Head rotation from local to world coordinates

I am using WHENet to estimate head pose of an individual filmed by two cameras. The model gives me roll, pitch and yaw relative to each camera. Roll, pitch and yaw equal 0 when the indidual faces exactly the camera. My camera are calibrated (both intrinsically and extrinsically) and I know their position in world coordinates. I want to convert the Euler angles (roll, pitch, yaw) given by the model from local (each camera) coordinates to world coordinates using OpenCV in Python. This would allow me for example to get the 3D position of a point 20 cm behind the person filmed.

I tried to use the following function “eulerAnglesToExtRef” to convert the angles, without succcess. When I try to display the angles obtained with the function “draw_euler_axes”, I get results far from the ones featured in the model (I would in particular expect the z-axis to be displayed as the antero-posterior axis). How can I convert the local rotations to global rotations and use them to display axes properly?

    def eulerAnglesToExtRef(eulerAngles, T, initMat=np.array([[1, 0, 0],[0, -1, 0],[0, 0, -1]])):
        R_camera_external = T[:3, :3]
        R_object_local = EpipolarUtils.euler_to_rotation_matrix(eulerAngles)
        R_object_camera = initMat @ R_object_local
        R_object_external = R_camera_external @ R_object_camera
        external_euler_angles = EpipolarUtils.rotation_matrix_to_euler(R_object_external)
        return external_euler_angles

    def rotate_points(points, center, euler_angles):
        roll, pitch, yaw=euler_angles
        R = EpipolarUtils.euler_to_rotation_matrix([roll, pitch, yaw])
        center = np.array(center).reshape(3, 1)
        rotated_points = []
        for point in points:
            point = np.array(point).reshape(3, 1)
            rotated_point = np.dot(R, point - center) + center
            rotated_points.append(rotated_point.flatten())
        return np.array(rotated_points)
    
    def draw_euler_axes(img, origin, euler_angles, camera_matrix, distortion_coeffs, rvec, tvec, axis_length=0.2):
        axes_points = np.array([
            origin,
            origin + np.array([axis_length, 0, 0]),
            origin + np.array([0, axis_length, 0]),
            origin + np.array([0, 0, axis_length])
        ], dtype=np.float32)
        rotated_axes_points=rotate_points(axes_points, origin, euler_angles)
        points_2D, _ = cv2.projectPoints(rotated_axes_points, rvec, tvec, camera_matrix, distortion_coeffs)
        points_2D = np.round(points_2D).astype(int).reshape(-1, 2)
        axes_edges = [(0, 1), (0, 2), (0, 3)]
        axis_colors = [(0, 0, 255), (0, 255, 0), (255, 0, 0)]
        for i, edge in enumerate(axes_edges):
            pt1, pt2 = points_2D[edge[0]], points_2D[edge[1]]
            cv2.line(img, tuple(pt1), tuple(pt2), axis_colors[i], 2)
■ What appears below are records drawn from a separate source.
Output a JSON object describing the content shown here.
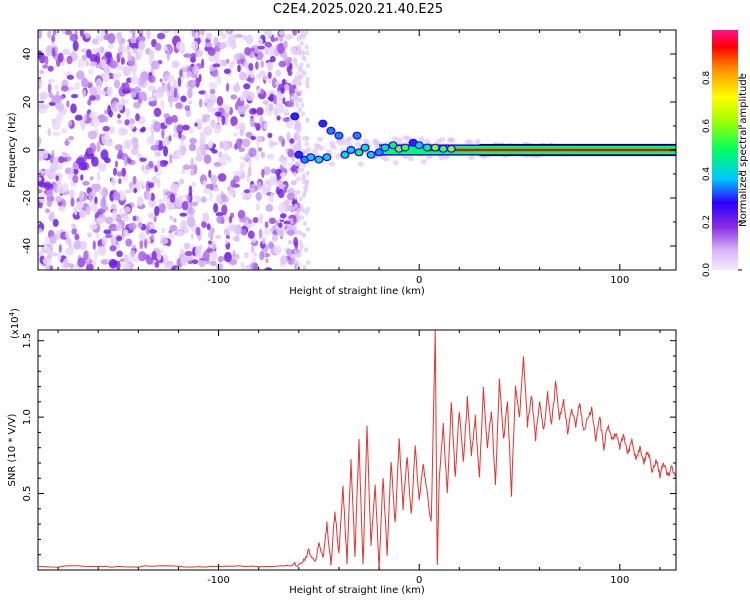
{
  "title": "C2E4.2025.020.21.40.E25",
  "chart_data": [
    {
      "type": "heatmap",
      "xlabel": "Height of straight line (km)",
      "ylabel": "Frequency (Hz)",
      "xlim": [
        -190,
        128
      ],
      "ylim": [
        -50,
        50
      ],
      "x_ticks": [
        -100,
        0,
        100
      ],
      "y_ticks": [
        -40,
        -20,
        0,
        20,
        40
      ],
      "noise_region_x": [
        -190,
        -60
      ],
      "signal_band_hz": [
        -1.5,
        1.5
      ],
      "colorbar": {
        "label": "Normalized spectral amplitude",
        "range": [
          0,
          1
        ],
        "ticks": [
          0.0,
          0.2,
          0.4,
          0.6,
          0.8
        ],
        "tick_labels": [
          "0.0",
          "0.2",
          "0.4",
          "0.6",
          "0.8"
        ]
      },
      "blobs": [
        {
          "x": -62,
          "y": 14,
          "v": 0.3
        },
        {
          "x": -60,
          "y": -2,
          "v": 0.3
        },
        {
          "x": -57,
          "y": -4,
          "v": 0.35
        },
        {
          "x": -54,
          "y": -3,
          "v": 0.4
        },
        {
          "x": -50,
          "y": -4,
          "v": 0.45
        },
        {
          "x": -46,
          "y": -3,
          "v": 0.4
        },
        {
          "x": -48,
          "y": 11,
          "v": 0.3
        },
        {
          "x": -44,
          "y": 8,
          "v": 0.35
        },
        {
          "x": -40,
          "y": 6,
          "v": 0.35
        },
        {
          "x": -37,
          "y": -2,
          "v": 0.45
        },
        {
          "x": -34,
          "y": 0,
          "v": 0.4
        },
        {
          "x": -31,
          "y": 6,
          "v": 0.35
        },
        {
          "x": -30,
          "y": -1,
          "v": 0.5
        },
        {
          "x": -27,
          "y": 1,
          "v": 0.45
        },
        {
          "x": -24,
          "y": -2,
          "v": 0.4
        },
        {
          "x": -20,
          "y": -1,
          "v": 0.35
        },
        {
          "x": -17,
          "y": 1,
          "v": 0.45
        },
        {
          "x": -13,
          "y": 2,
          "v": 0.5
        },
        {
          "x": -10,
          "y": 0.5,
          "v": 0.6
        },
        {
          "x": -7,
          "y": 1,
          "v": 0.55
        },
        {
          "x": -3,
          "y": 3,
          "v": 0.3
        },
        {
          "x": 0,
          "y": 2,
          "v": 0.4
        },
        {
          "x": 4,
          "y": 1,
          "v": 0.5
        },
        {
          "x": 8,
          "y": 1,
          "v": 0.6
        },
        {
          "x": 12,
          "y": 0.5,
          "v": 0.55
        },
        {
          "x": 16,
          "y": 0.5,
          "v": 0.6
        }
      ]
    },
    {
      "type": "line",
      "xlabel": "Height of straight line (km)",
      "ylabel": "SNR (10 * V/V)",
      "y_multiplier_label": "(x10",
      "y_multiplier_exp": "4",
      "y_multiplier_close": ")",
      "xlim": [
        -190,
        128
      ],
      "ylim": [
        0,
        1.57
      ],
      "x_ticks": [
        -100,
        0,
        100
      ],
      "y_ticks": [
        0.5,
        1.0,
        1.5
      ],
      "y_tick_labels": [
        "0.5",
        "1.0",
        "1.5"
      ],
      "line_color": "#e8312c",
      "series": [
        {
          "points": [
            [
              -190,
              0.02
            ],
            [
              -170,
              0.025
            ],
            [
              -150,
              0.02
            ],
            [
              -130,
              0.025
            ],
            [
              -110,
              0.02
            ],
            [
              -90,
              0.025
            ],
            [
              -70,
              0.025
            ],
            [
              -62,
              0.03
            ],
            [
              -58,
              0.06
            ],
            [
              -55,
              0.12
            ],
            [
              -52,
              0.04
            ],
            [
              -50,
              0.18
            ],
            [
              -48,
              0.08
            ],
            [
              -46,
              0.3
            ],
            [
              -44,
              0.05
            ],
            [
              -42,
              0.38
            ],
            [
              -40,
              0.1
            ],
            [
              -38,
              0.55
            ],
            [
              -36,
              0.05
            ],
            [
              -34,
              0.72
            ],
            [
              -32,
              0.1
            ],
            [
              -30,
              0.85
            ],
            [
              -28,
              0.02
            ],
            [
              -26,
              0.95
            ],
            [
              -24,
              0.15
            ],
            [
              -22,
              0.55
            ],
            [
              -20,
              0.02
            ],
            [
              -18,
              0.6
            ],
            [
              -16,
              0.1
            ],
            [
              -14,
              0.72
            ],
            [
              -12,
              0.3
            ],
            [
              -10,
              0.85
            ],
            [
              -8,
              0.4
            ],
            [
              -6,
              0.75
            ],
            [
              -4,
              0.35
            ],
            [
              -2,
              0.8
            ],
            [
              0,
              0.45
            ],
            [
              2,
              0.7
            ],
            [
              4,
              0.5
            ],
            [
              6,
              0.3
            ],
            [
              8,
              1.57
            ],
            [
              9,
              0.02
            ],
            [
              10,
              0.6
            ],
            [
              12,
              0.95
            ],
            [
              14,
              0.5
            ],
            [
              16,
              1.1
            ],
            [
              18,
              0.6
            ],
            [
              20,
              1.05
            ],
            [
              22,
              0.7
            ],
            [
              24,
              1.12
            ],
            [
              26,
              0.75
            ],
            [
              28,
              1.0
            ],
            [
              30,
              0.6
            ],
            [
              32,
              1.18
            ],
            [
              34,
              0.8
            ],
            [
              36,
              1.05
            ],
            [
              38,
              0.55
            ],
            [
              40,
              1.25
            ],
            [
              42,
              0.85
            ],
            [
              44,
              1.1
            ],
            [
              46,
              0.5
            ],
            [
              48,
              1.2
            ],
            [
              50,
              1.0
            ],
            [
              52,
              1.38
            ],
            [
              54,
              0.95
            ],
            [
              56,
              1.15
            ],
            [
              58,
              0.85
            ],
            [
              60,
              1.1
            ],
            [
              62,
              0.9
            ],
            [
              64,
              1.15
            ],
            [
              66,
              0.95
            ],
            [
              68,
              1.22
            ],
            [
              70,
              1.0
            ],
            [
              72,
              1.1
            ],
            [
              74,
              0.9
            ],
            [
              76,
              1.05
            ],
            [
              78,
              0.95
            ],
            [
              80,
              1.1
            ],
            [
              82,
              0.9
            ],
            [
              84,
              1.0
            ],
            [
              86,
              1.05
            ],
            [
              88,
              0.85
            ],
            [
              90,
              1.0
            ],
            [
              92,
              0.8
            ],
            [
              94,
              0.95
            ],
            [
              96,
              0.85
            ],
            [
              98,
              0.9
            ],
            [
              100,
              0.8
            ],
            [
              102,
              0.88
            ],
            [
              104,
              0.75
            ],
            [
              106,
              0.85
            ],
            [
              108,
              0.72
            ],
            [
              110,
              0.8
            ],
            [
              112,
              0.7
            ],
            [
              114,
              0.78
            ],
            [
              116,
              0.65
            ],
            [
              118,
              0.72
            ],
            [
              120,
              0.62
            ],
            [
              122,
              0.7
            ],
            [
              124,
              0.6
            ],
            [
              126,
              0.68
            ],
            [
              128,
              0.58
            ]
          ]
        }
      ]
    }
  ]
}
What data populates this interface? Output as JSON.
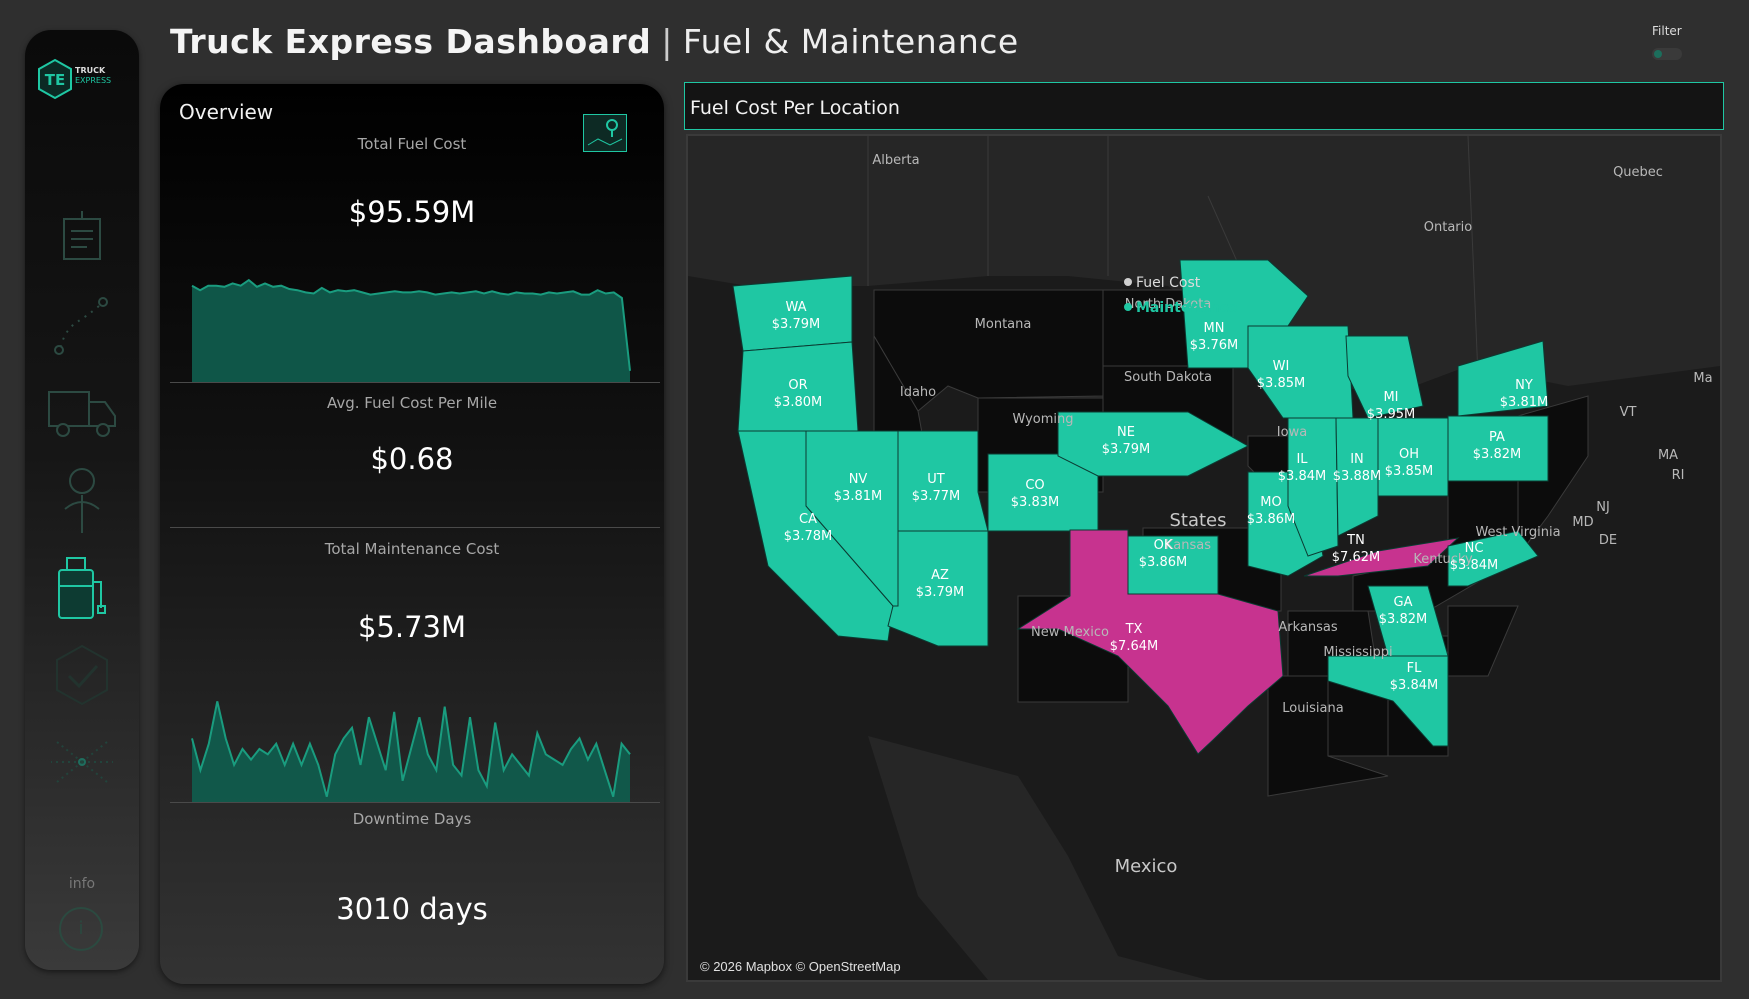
{
  "header": {
    "title_bold": "Truck Express Dashboard",
    "separator": "|",
    "title_sub": "Fuel & Maintenance",
    "filter_label": "Filter"
  },
  "sidebar": {
    "logo_initials": "TE",
    "logo_line1": "TRUCK",
    "logo_line2": "EXPRESS",
    "items": [
      {
        "icon": "report-icon"
      },
      {
        "icon": "route-icon"
      },
      {
        "icon": "truck-icon"
      },
      {
        "icon": "driver-icon"
      },
      {
        "icon": "fuel-icon",
        "active": true
      },
      {
        "icon": "check-icon"
      },
      {
        "icon": "network-icon"
      }
    ],
    "info_label": "info",
    "info_glyph": "i"
  },
  "overview": {
    "title": "Overview",
    "kpis": [
      {
        "label": "Total Fuel Cost",
        "value": "$95.59M"
      },
      {
        "label": "Avg. Fuel Cost Per Mile",
        "value": "$0.68"
      },
      {
        "label": "Total Maintenance Cost",
        "value": "$5.73M"
      },
      {
        "label": "Downtime Days",
        "value": "3010 days"
      }
    ],
    "fuel_trend": [
      0.86,
      0.82,
      0.86,
      0.86,
      0.85,
      0.88,
      0.86,
      0.91,
      0.85,
      0.88,
      0.85,
      0.86,
      0.83,
      0.82,
      0.8,
      0.79,
      0.84,
      0.8,
      0.82,
      0.81,
      0.82,
      0.8,
      0.78,
      0.79,
      0.8,
      0.81,
      0.8,
      0.8,
      0.81,
      0.8,
      0.78,
      0.79,
      0.8,
      0.79,
      0.8,
      0.81,
      0.79,
      0.81,
      0.79,
      0.78,
      0.8,
      0.79,
      0.79,
      0.78,
      0.8,
      0.79,
      0.8,
      0.81,
      0.78,
      0.78,
      0.82,
      0.79,
      0.8,
      0.75,
      0.1
    ],
    "maintenance_trend": [
      0.6,
      0.3,
      0.55,
      0.95,
      0.6,
      0.35,
      0.5,
      0.4,
      0.5,
      0.45,
      0.55,
      0.35,
      0.55,
      0.35,
      0.55,
      0.35,
      0.05,
      0.45,
      0.6,
      0.7,
      0.35,
      0.8,
      0.55,
      0.3,
      0.85,
      0.2,
      0.5,
      0.8,
      0.45,
      0.3,
      0.9,
      0.35,
      0.25,
      0.8,
      0.3,
      0.15,
      0.75,
      0.3,
      0.45,
      0.35,
      0.25,
      0.65,
      0.45,
      0.4,
      0.35,
      0.5,
      0.6,
      0.4,
      0.55,
      0.3,
      0.05,
      0.55,
      0.45
    ]
  },
  "map": {
    "title": "Fuel Cost Per Location",
    "credit": "© 2026 Mapbox © OpenStreetMap",
    "legend": [
      {
        "label": "Fuel Cost",
        "color": "#cfcfcf"
      },
      {
        "label": "Maintenance",
        "color": "#1fc7a3"
      }
    ],
    "colors": {
      "normal": "#1fc7a3",
      "high": "#c7338f",
      "land": "#2a2a2a",
      "unshaded": "#0c0c0c"
    },
    "states": [
      {
        "abbr": "WA",
        "value": "$3.79M"
      },
      {
        "abbr": "OR",
        "value": "$3.80M"
      },
      {
        "abbr": "CA",
        "value": "$3.78M"
      },
      {
        "abbr": "NV",
        "value": "$3.81M"
      },
      {
        "abbr": "UT",
        "value": "$3.77M"
      },
      {
        "abbr": "AZ",
        "value": "$3.79M"
      },
      {
        "abbr": "CO",
        "value": "$3.83M"
      },
      {
        "abbr": "NE",
        "value": "$3.79M"
      },
      {
        "abbr": "OK",
        "value": "$3.86M"
      },
      {
        "abbr": "TX",
        "value": "$7.64M"
      },
      {
        "abbr": "MN",
        "value": "$3.76M"
      },
      {
        "abbr": "WI",
        "value": "$3.85M"
      },
      {
        "abbr": "MO",
        "value": "$3.86M"
      },
      {
        "abbr": "IL",
        "value": "$3.84M"
      },
      {
        "abbr": "IN",
        "value": "$3.88M"
      },
      {
        "abbr": "MI",
        "value": "$3.95M"
      },
      {
        "abbr": "OH",
        "value": "$3.85M"
      },
      {
        "abbr": "TN",
        "value": "$7.62M"
      },
      {
        "abbr": "GA",
        "value": "$3.82M"
      },
      {
        "abbr": "FL",
        "value": "$3.84M"
      },
      {
        "abbr": "NC",
        "value": "$3.84M"
      },
      {
        "abbr": "PA",
        "value": "$3.82M"
      },
      {
        "abbr": "NY",
        "value": "$3.81M"
      }
    ],
    "place_labels": [
      "Alberta",
      "Quebec",
      "Ontario",
      "Montana",
      "Idaho",
      "North Dakota",
      "South Dakota",
      "Wyoming",
      "Iowa",
      "Kansas",
      "New Mexico",
      "Arkansas",
      "Mississippi",
      "Louisiana",
      "Kentucky",
      "West Virginia",
      "VT",
      "MA",
      "RI",
      "NJ",
      "MD",
      "DE",
      "Ma"
    ],
    "country_labels": [
      "States",
      "Mexico"
    ]
  }
}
euler angles are a terrible idea.

nobody can ever agree on the order in which these rotations are composed or which axis is which.

just work with a rotation matrix, or an axis-angle encoding. misunderstandings are impossible with those.

Thank you very much by the suggestion. But I am quite stuck with Euler Angles because they are what is returned by WHENet… I guess working with rotation matrices or axis-angle would imply to convert Euler angles to one of these representation? Do you have any idea on how to do that?